The β2-adrenergic receptor delivers an antiapoptotic signal to cardiac myocytes through Gi-dependent coupling to phosphatidylinositol 3′-kinase

Recent studies have shown that chronic beta -adrenergic receptor (beta -AR) stimulation alters cardiac myocyte survival in a receptor subtype-specific manner. We examined the effect of selective beta (1)- and beta (2)-AR subtype stimulation on apoptosis induced by hypoxia or H2O2 in rat neonatal cardiac myocytes.

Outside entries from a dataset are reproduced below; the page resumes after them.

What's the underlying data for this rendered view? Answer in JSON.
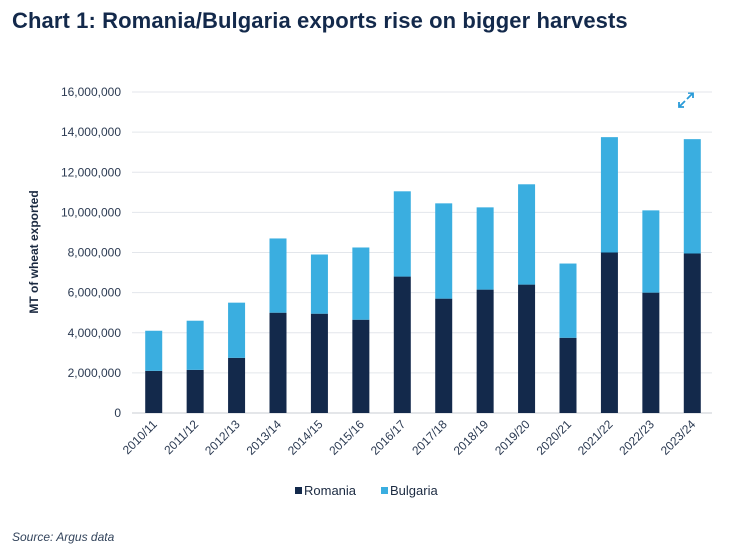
{
  "title": "Chart 1: Romania/Bulgaria exports rise on bigger harvests",
  "source": "Source: Argus data",
  "expand_icon": "expand-icon",
  "colors": {
    "romania": "#13294b",
    "bulgaria": "#3aaee0",
    "grid": "#e3e6eb",
    "axis": "#c9cdd3"
  },
  "chart_data": {
    "type": "bar",
    "stacked": true,
    "title": "Chart 1: Romania/Bulgaria exports rise on bigger harvests",
    "xlabel": "",
    "ylabel": "MT of wheat exported",
    "ylim": [
      0,
      16000000
    ],
    "yticks": [
      0,
      2000000,
      4000000,
      6000000,
      8000000,
      10000000,
      12000000,
      14000000,
      16000000
    ],
    "ytick_labels": [
      "0",
      "2,000,000",
      "4,000,000",
      "6,000,000",
      "8,000,000",
      "10,000,000",
      "12,000,000",
      "14,000,000",
      "16,000,000"
    ],
    "categories": [
      "2010/11",
      "2011/12",
      "2012/13",
      "2013/14",
      "2014/15",
      "2015/16",
      "2016/17",
      "2017/18",
      "2018/19",
      "2019/20",
      "2020/21",
      "2021/22",
      "2022/23",
      "2023/24"
    ],
    "series": [
      {
        "name": "Romania",
        "values": [
          2100000,
          2150000,
          2750000,
          5000000,
          4950000,
          4650000,
          6800000,
          5700000,
          6150000,
          6400000,
          3750000,
          8000000,
          6000000,
          7950000
        ]
      },
      {
        "name": "Bulgaria",
        "values": [
          2000000,
          2450000,
          2750000,
          3700000,
          2950000,
          3600000,
          4250000,
          4750000,
          4100000,
          5000000,
          3700000,
          5750000,
          4100000,
          5700000
        ]
      }
    ],
    "legend": [
      "Romania",
      "Bulgaria"
    ],
    "legend_position": "bottom-center",
    "grid": true
  }
}
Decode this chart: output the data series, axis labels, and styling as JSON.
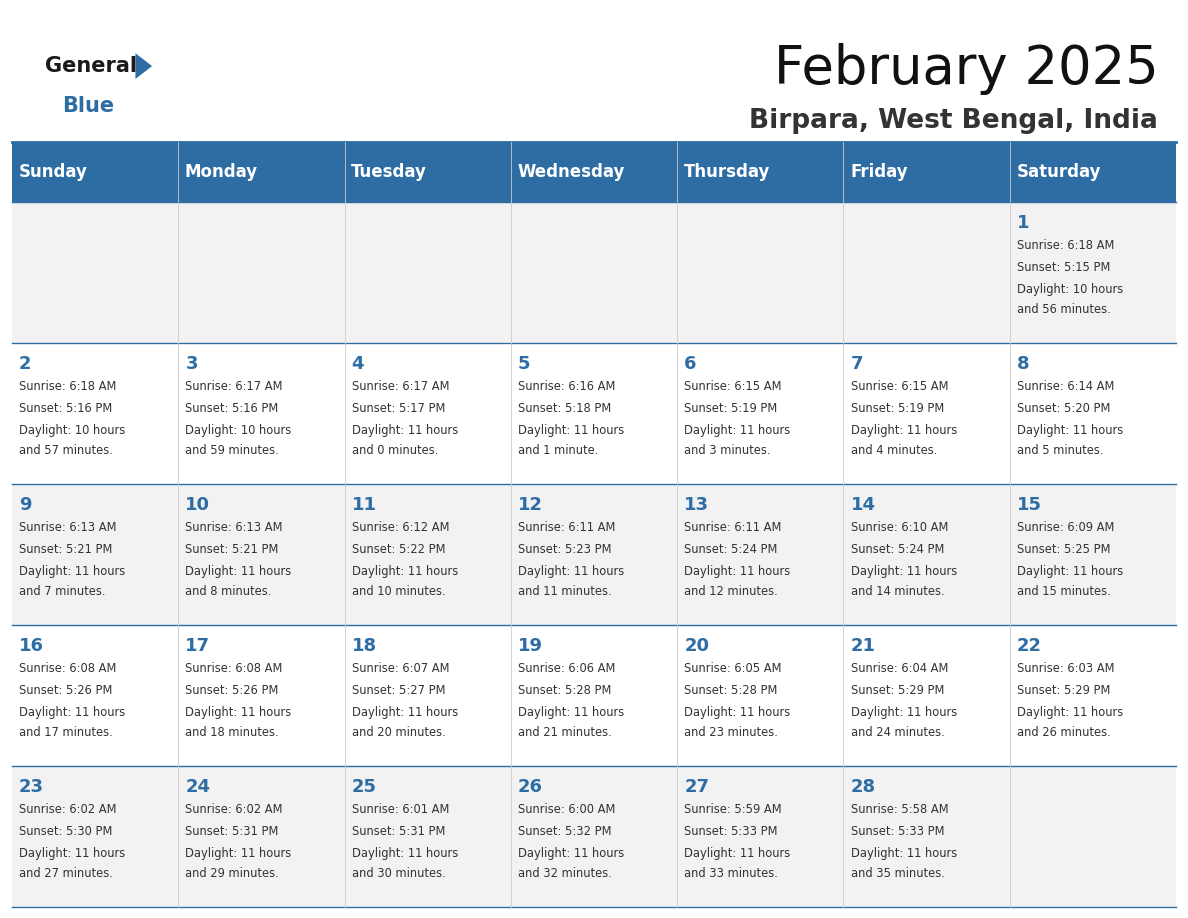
{
  "title": "February 2025",
  "subtitle": "Birpara, West Bengal, India",
  "header_bg": "#2e6da4",
  "header_text": "#ffffff",
  "days_of_week": [
    "Sunday",
    "Monday",
    "Tuesday",
    "Wednesday",
    "Thursday",
    "Friday",
    "Saturday"
  ],
  "cell_bg_even": "#f2f2f2",
  "cell_bg_odd": "#ffffff",
  "border_color": "#2e6da4",
  "text_color": "#333333",
  "day_num_color": "#2e6da4",
  "calendar": [
    [
      null,
      null,
      null,
      null,
      null,
      null,
      1
    ],
    [
      2,
      3,
      4,
      5,
      6,
      7,
      8
    ],
    [
      9,
      10,
      11,
      12,
      13,
      14,
      15
    ],
    [
      16,
      17,
      18,
      19,
      20,
      21,
      22
    ],
    [
      23,
      24,
      25,
      26,
      27,
      28,
      null
    ]
  ],
  "sunrise": {
    "1": "6:18 AM",
    "2": "6:18 AM",
    "3": "6:17 AM",
    "4": "6:17 AM",
    "5": "6:16 AM",
    "6": "6:15 AM",
    "7": "6:15 AM",
    "8": "6:14 AM",
    "9": "6:13 AM",
    "10": "6:13 AM",
    "11": "6:12 AM",
    "12": "6:11 AM",
    "13": "6:11 AM",
    "14": "6:10 AM",
    "15": "6:09 AM",
    "16": "6:08 AM",
    "17": "6:08 AM",
    "18": "6:07 AM",
    "19": "6:06 AM",
    "20": "6:05 AM",
    "21": "6:04 AM",
    "22": "6:03 AM",
    "23": "6:02 AM",
    "24": "6:02 AM",
    "25": "6:01 AM",
    "26": "6:00 AM",
    "27": "5:59 AM",
    "28": "5:58 AM"
  },
  "sunset": {
    "1": "5:15 PM",
    "2": "5:16 PM",
    "3": "5:16 PM",
    "4": "5:17 PM",
    "5": "5:18 PM",
    "6": "5:19 PM",
    "7": "5:19 PM",
    "8": "5:20 PM",
    "9": "5:21 PM",
    "10": "5:21 PM",
    "11": "5:22 PM",
    "12": "5:23 PM",
    "13": "5:24 PM",
    "14": "5:24 PM",
    "15": "5:25 PM",
    "16": "5:26 PM",
    "17": "5:26 PM",
    "18": "5:27 PM",
    "19": "5:28 PM",
    "20": "5:28 PM",
    "21": "5:29 PM",
    "22": "5:29 PM",
    "23": "5:30 PM",
    "24": "5:31 PM",
    "25": "5:31 PM",
    "26": "5:32 PM",
    "27": "5:33 PM",
    "28": "5:33 PM"
  },
  "daylight": {
    "1": [
      "10 hours",
      "and 56 minutes."
    ],
    "2": [
      "10 hours",
      "and 57 minutes."
    ],
    "3": [
      "10 hours",
      "and 59 minutes."
    ],
    "4": [
      "11 hours",
      "and 0 minutes."
    ],
    "5": [
      "11 hours",
      "and 1 minute."
    ],
    "6": [
      "11 hours",
      "and 3 minutes."
    ],
    "7": [
      "11 hours",
      "and 4 minutes."
    ],
    "8": [
      "11 hours",
      "and 5 minutes."
    ],
    "9": [
      "11 hours",
      "and 7 minutes."
    ],
    "10": [
      "11 hours",
      "and 8 minutes."
    ],
    "11": [
      "11 hours",
      "and 10 minutes."
    ],
    "12": [
      "11 hours",
      "and 11 minutes."
    ],
    "13": [
      "11 hours",
      "and 12 minutes."
    ],
    "14": [
      "11 hours",
      "and 14 minutes."
    ],
    "15": [
      "11 hours",
      "and 15 minutes."
    ],
    "16": [
      "11 hours",
      "and 17 minutes."
    ],
    "17": [
      "11 hours",
      "and 18 minutes."
    ],
    "18": [
      "11 hours",
      "and 20 minutes."
    ],
    "19": [
      "11 hours",
      "and 21 minutes."
    ],
    "20": [
      "11 hours",
      "and 23 minutes."
    ],
    "21": [
      "11 hours",
      "and 24 minutes."
    ],
    "22": [
      "11 hours",
      "and 26 minutes."
    ],
    "23": [
      "11 hours",
      "and 27 minutes."
    ],
    "24": [
      "11 hours",
      "and 29 minutes."
    ],
    "25": [
      "11 hours",
      "and 30 minutes."
    ],
    "26": [
      "11 hours",
      "and 32 minutes."
    ],
    "27": [
      "11 hours",
      "and 33 minutes."
    ],
    "28": [
      "11 hours",
      "and 35 minutes."
    ]
  },
  "logo_general_color": "#1a1a1a",
  "logo_blue_color": "#2e6da4",
  "logo_triangle_color": "#2e6da4"
}
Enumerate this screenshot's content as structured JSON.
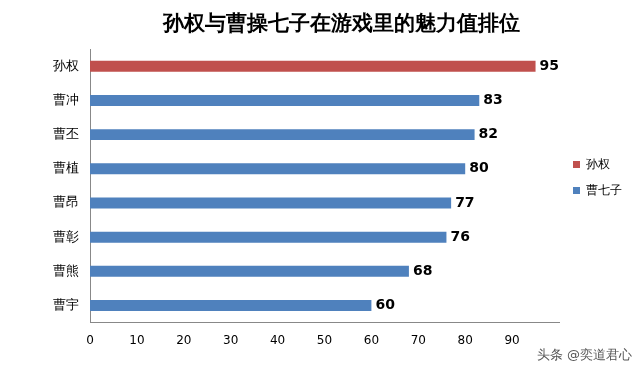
{
  "chart_data": {
    "type": "bar",
    "orientation": "horizontal",
    "title": "孙权与曹操七子在游戏里的魅力值排位",
    "categories": [
      "孙权",
      "曹冲",
      "曹丕",
      "曹植",
      "曹昂",
      "曹彰",
      "曹熊",
      "曹宇"
    ],
    "series": [
      {
        "name": "孙权",
        "color": "#c0504d",
        "values": [
          95,
          null,
          null,
          null,
          null,
          null,
          null,
          null
        ]
      },
      {
        "name": "曹七子",
        "color": "#4f81bd",
        "values": [
          null,
          83,
          82,
          80,
          77,
          76,
          68,
          60
        ]
      }
    ],
    "xlim": [
      0,
      100
    ],
    "xticks": [
      0,
      10,
      20,
      30,
      40,
      50,
      60,
      70,
      80,
      90
    ],
    "grid": false,
    "legend": "right",
    "data_labels": true,
    "annotations": [
      "头条 @奕道君心"
    ]
  }
}
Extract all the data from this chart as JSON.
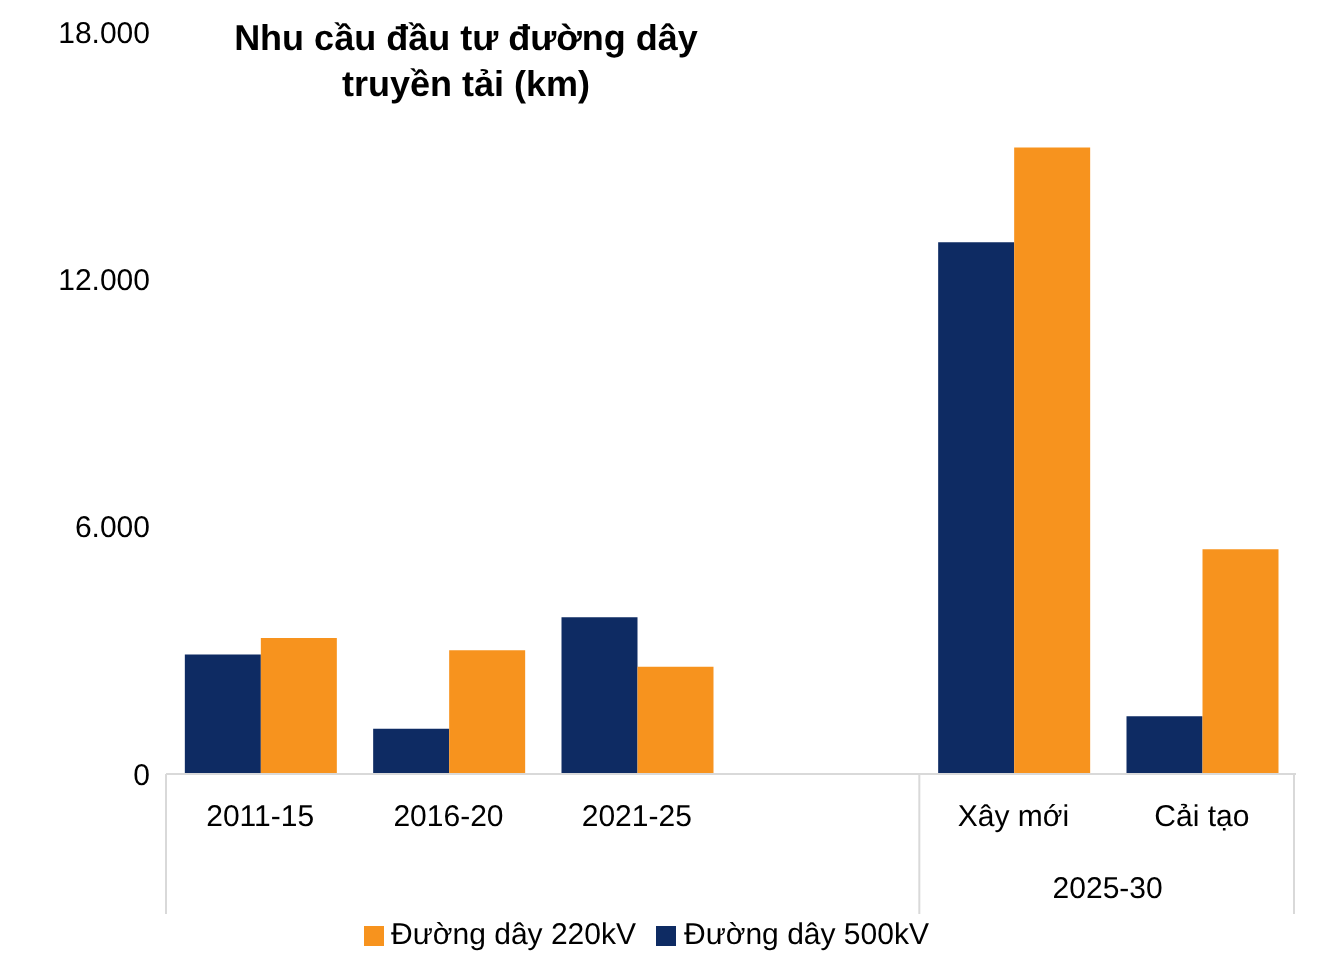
{
  "chart_data": {
    "type": "bar",
    "title": "Nhu cầu đầu tư đường dây truyền tải (km)",
    "categories": [
      "2011-15",
      "2016-20",
      "2021-25",
      null,
      "Xây mới",
      "Cải tạo"
    ],
    "series": [
      {
        "name": "Đường dây 500kV",
        "color": "#0e2b63",
        "values": [
          2900,
          1100,
          3800,
          null,
          12900,
          1400
        ]
      },
      {
        "name": "Đường dây 220kV",
        "color": "#f7931e",
        "values": [
          3300,
          3000,
          2600,
          null,
          15200,
          5450
        ]
      }
    ],
    "ylim": [
      0,
      18000
    ],
    "yticks": [
      {
        "value": 0,
        "label": "0"
      },
      {
        "value": 6000,
        "label": "6.000"
      },
      {
        "value": 12000,
        "label": "12.000"
      },
      {
        "value": 18000,
        "label": "18.000"
      }
    ],
    "annotations": [
      "2025-30"
    ],
    "grid": false,
    "legend": "bottom"
  }
}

Although neither beta (1)- nor beta (2)-AR stimulation had any significant effect on the basal level of apoptosis, selective beta (2)-AR stimulation protected myocytes from apoptosis. beta (2)-AR stimulation markedly increased mitogen-activated protein kinase/extracellular signal-regulated protein kinase (MAPK/ERK) activation as well as phosphatidylinositol-3'-kinase (PI-3K) activity and Akt/protein kinase B phosphorylation. beta (1)-AR stimulation also markedly increased MAPK/ERK activation but only minimally activated PI-3K and Akt, Pretreatment with pertussis toxin blocked beta (2)-AR-mediated protection from apoptosis as well as the beta (2)-AR-stimulated changes in MAPK/ERK, PI-3K, and Akt/protein kinase B. The selective PI-3K inhibitor, LY 294002, also blocked beta (2)-AR-mediated protection, whereas inhibition of MAPK/ERK activation at an inhibitor concentration that blocked agonist-induced activation but not the basal level of activation had no effect on beta (2)-AR-mediated protection. These findings demonstrate that beta (2)-ARs activate a PI-3K-dependent, pertussis toxin-sensitive signaling pathway in cardiac myocytes that is required for protection from apoptosis-inducing stimuli often associated with ischemic stress.